Infine, le fanfare occidentali della vittoria coprono a fatica il fatto che la reale forza di integrazione dell'economia di mercato è diminuita anche verso l'interno, benché ora, dopo il collasso dell'Est, non sembri più esistere nessuna alternativa formulabile. Già a partire dagli anni settanta, il lato occidentale del mercato mondiale non è più capace, a differenza della prosperità del dopoguerra - gli anni del "miracolo economico" - di coinvolgere pienamente tutti gli abitanti almeno delle regioni della OECD. Sono sempre di più i perdenti, all'interno dell'Occidente, che vengono rigettati proprio a quel livello di povertà da cui l'Est sta cercando di fuggire. Interi paesi e regioni sono già diventati un "terzo mondo nel primo mondo", il reale livello di vita di milioni di cittadini occidentali si distingue solo leggermente da quello delle masse dell'Est. Il divario sociale negli USA non era mai stato tanto grande quanto oggi; si accrescono inarrestabilmente le macchie di povertà sulla carta della Gran Bretagna. Perfino sulla cima della piramide del mercato mondiale il numero dei disoccupati si accresce rapidamente da un mese all'altro; e i presunti super-vincitori giapponesi vivono per lo più quasi come topi di laboratorio. La vittoria dell'economia di mercato sembra diventare identica alla trasformazione del mondo in bassifondi.
Tutte queste cose non sono più dei semplici "nei" della one world dell'economia occidentale basata sulla concorrenza. La celebrazione della vittoria smentisce se stessa quando tra i tavoli giacciono i cadaveri. Non ha perduto solo l'Unione Sovietica: tutta l'epoca delle "superpotenze" è giunta alla fine. E non ha fallito solo l'economia pianificata dell'Est, ma anche l'economia di mercato dell'Ovest. Solo una coscienza che continua ostinatamente a pensare secondo le vecchie costellazioni tramontanti può qui voler proclamare un "vincitore".
II. E' dunque possibile che la base economica di tutto il sistema mondiale moderno abbia cominciato a vacillare. Vale la pena riflettere su quale sia in fondo quella "stessa meta" verso cui Tocqueville, nella sua visione politico-economica, vedeva "avanzare" sia l'Est che l'Ovest. Un teorico di questo calibro non poteva intendere con ciò quella banale identità che nasce dalla constatazione che sia nell'uno che nell'altro sistema si danno mere pretese di potere fondate su grandi risorse, ma doveva riferirsi piuttosto a quella comune forma di base che allora veniva ancora percepita come oscura, e che oggi viene chiamata generalmente modernità. Non erano in gioco dei principi che si escludevano a vicenda, ma soltanto delle vie diverse indirizzate alla stessa identica forma di socializzazione del moderno.

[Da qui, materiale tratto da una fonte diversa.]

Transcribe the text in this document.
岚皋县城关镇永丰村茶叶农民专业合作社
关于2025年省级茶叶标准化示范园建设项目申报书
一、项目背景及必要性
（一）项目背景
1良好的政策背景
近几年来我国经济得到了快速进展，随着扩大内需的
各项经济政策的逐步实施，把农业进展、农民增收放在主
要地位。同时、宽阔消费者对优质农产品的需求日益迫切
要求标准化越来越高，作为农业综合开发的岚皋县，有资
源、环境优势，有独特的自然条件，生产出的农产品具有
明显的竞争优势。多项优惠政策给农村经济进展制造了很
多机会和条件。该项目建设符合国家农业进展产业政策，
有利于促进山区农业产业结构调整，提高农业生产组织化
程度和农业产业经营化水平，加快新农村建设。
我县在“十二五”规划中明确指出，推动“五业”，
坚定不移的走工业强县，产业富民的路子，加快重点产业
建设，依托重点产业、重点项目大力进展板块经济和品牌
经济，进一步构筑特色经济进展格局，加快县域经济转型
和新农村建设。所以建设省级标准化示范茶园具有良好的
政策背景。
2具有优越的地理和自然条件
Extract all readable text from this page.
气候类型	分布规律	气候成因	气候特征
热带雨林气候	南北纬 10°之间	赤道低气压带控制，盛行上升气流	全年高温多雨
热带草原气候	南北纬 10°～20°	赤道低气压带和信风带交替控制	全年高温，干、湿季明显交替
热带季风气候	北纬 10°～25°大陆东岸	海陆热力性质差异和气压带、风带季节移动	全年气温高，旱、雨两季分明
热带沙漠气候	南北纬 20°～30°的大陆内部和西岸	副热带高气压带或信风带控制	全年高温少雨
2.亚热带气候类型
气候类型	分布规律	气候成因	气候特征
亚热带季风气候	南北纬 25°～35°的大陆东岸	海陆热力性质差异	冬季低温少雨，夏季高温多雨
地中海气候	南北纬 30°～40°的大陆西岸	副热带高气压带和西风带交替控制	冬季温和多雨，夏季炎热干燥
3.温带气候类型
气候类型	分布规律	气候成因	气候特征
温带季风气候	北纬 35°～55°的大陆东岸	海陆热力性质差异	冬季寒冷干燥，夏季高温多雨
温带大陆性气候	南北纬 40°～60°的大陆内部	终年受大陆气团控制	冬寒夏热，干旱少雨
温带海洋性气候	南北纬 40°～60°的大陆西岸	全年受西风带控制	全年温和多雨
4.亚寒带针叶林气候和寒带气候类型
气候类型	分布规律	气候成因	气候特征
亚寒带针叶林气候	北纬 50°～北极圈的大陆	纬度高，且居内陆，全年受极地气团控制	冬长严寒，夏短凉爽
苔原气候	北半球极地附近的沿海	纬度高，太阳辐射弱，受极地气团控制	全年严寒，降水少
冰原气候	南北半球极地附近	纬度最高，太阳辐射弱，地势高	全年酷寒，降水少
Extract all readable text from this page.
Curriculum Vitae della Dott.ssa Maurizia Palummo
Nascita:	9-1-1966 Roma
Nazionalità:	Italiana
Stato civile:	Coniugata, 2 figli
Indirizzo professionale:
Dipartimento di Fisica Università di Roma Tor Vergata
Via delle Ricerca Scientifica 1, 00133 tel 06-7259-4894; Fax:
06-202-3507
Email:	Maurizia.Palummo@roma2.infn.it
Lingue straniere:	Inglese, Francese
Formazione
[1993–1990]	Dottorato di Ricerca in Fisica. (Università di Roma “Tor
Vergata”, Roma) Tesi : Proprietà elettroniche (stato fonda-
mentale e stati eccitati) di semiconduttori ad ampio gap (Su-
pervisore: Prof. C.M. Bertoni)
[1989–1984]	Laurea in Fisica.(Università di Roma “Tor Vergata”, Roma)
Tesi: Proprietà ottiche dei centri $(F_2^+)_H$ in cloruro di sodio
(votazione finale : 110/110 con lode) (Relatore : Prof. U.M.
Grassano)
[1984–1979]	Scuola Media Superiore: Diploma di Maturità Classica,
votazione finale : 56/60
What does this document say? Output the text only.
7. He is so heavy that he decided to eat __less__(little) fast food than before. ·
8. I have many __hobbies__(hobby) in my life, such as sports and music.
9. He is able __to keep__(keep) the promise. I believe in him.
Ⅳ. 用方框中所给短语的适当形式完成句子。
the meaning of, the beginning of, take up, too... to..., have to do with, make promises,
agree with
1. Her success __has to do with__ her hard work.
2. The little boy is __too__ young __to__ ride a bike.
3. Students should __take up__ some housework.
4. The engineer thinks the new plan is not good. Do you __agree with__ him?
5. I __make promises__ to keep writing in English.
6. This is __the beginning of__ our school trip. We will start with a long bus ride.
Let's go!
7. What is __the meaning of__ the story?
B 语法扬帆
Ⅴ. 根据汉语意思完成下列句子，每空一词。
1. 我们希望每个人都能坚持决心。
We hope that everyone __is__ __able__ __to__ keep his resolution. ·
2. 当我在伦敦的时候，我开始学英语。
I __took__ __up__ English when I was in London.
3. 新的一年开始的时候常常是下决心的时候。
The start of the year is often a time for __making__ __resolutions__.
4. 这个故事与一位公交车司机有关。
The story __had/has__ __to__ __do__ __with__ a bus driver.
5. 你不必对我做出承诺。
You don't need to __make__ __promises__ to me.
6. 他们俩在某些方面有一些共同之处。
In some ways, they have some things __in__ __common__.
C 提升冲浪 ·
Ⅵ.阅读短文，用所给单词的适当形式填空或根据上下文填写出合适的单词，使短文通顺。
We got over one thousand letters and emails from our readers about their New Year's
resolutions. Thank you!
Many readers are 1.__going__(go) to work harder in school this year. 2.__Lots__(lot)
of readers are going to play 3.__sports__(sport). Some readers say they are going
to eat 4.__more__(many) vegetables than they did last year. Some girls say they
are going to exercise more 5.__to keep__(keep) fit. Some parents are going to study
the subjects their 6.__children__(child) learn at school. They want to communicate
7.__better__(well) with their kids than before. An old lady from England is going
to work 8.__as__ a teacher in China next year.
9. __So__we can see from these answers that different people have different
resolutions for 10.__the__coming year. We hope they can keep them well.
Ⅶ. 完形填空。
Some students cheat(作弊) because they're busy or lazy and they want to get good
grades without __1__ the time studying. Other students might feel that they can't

Come si sa, gli USA non avevano fondamenti feudali o comunque premoderni e precapitalistici da smantellare e da modificare. L'"interesse privato" e la "ragione del singolo" potevano svulupparsi immediatamente su proprie basi. Questa situazione di tabula rasa mancava, tuttavia, non soltanto in Russia, ma anche in Europa e in tutto il resto del mondo. Qui la modernizzazione si è perciò sempre imposta in una forma statalista, assolutista o dirigista (e spesso nella forma dell'economia di Stato). Le strutture coercitive tipiche dell'economia di guerra dell'assolutismo mercantilistico sono sparite storicamente soltanto per ritornare modificate nell'epoca delle guerre mondiali e del keynesismo con il suo misto di welfare e di riarmo. Persino gli USA, nel loro ruolo di potenza mondiale sempre più deficitario e parassitario, non ne erano più al riparo dopo la seconda guerra mondiale (come documenta il dibattito interno, da molto tempo in corso e senza esiti, sul peso dell'"economia di guerra permanente"). La "reaganomics", apparentemente espressione di una sconfinata fiducia nel mercato, ha addirittura creato con il boom degli armamenti degli anni ottanta una "segreta economia di stato" supplementare, di proporzioni gigantesche e che solo al prezzo di aspre contraddizioni potrebbe essere ridimensionata.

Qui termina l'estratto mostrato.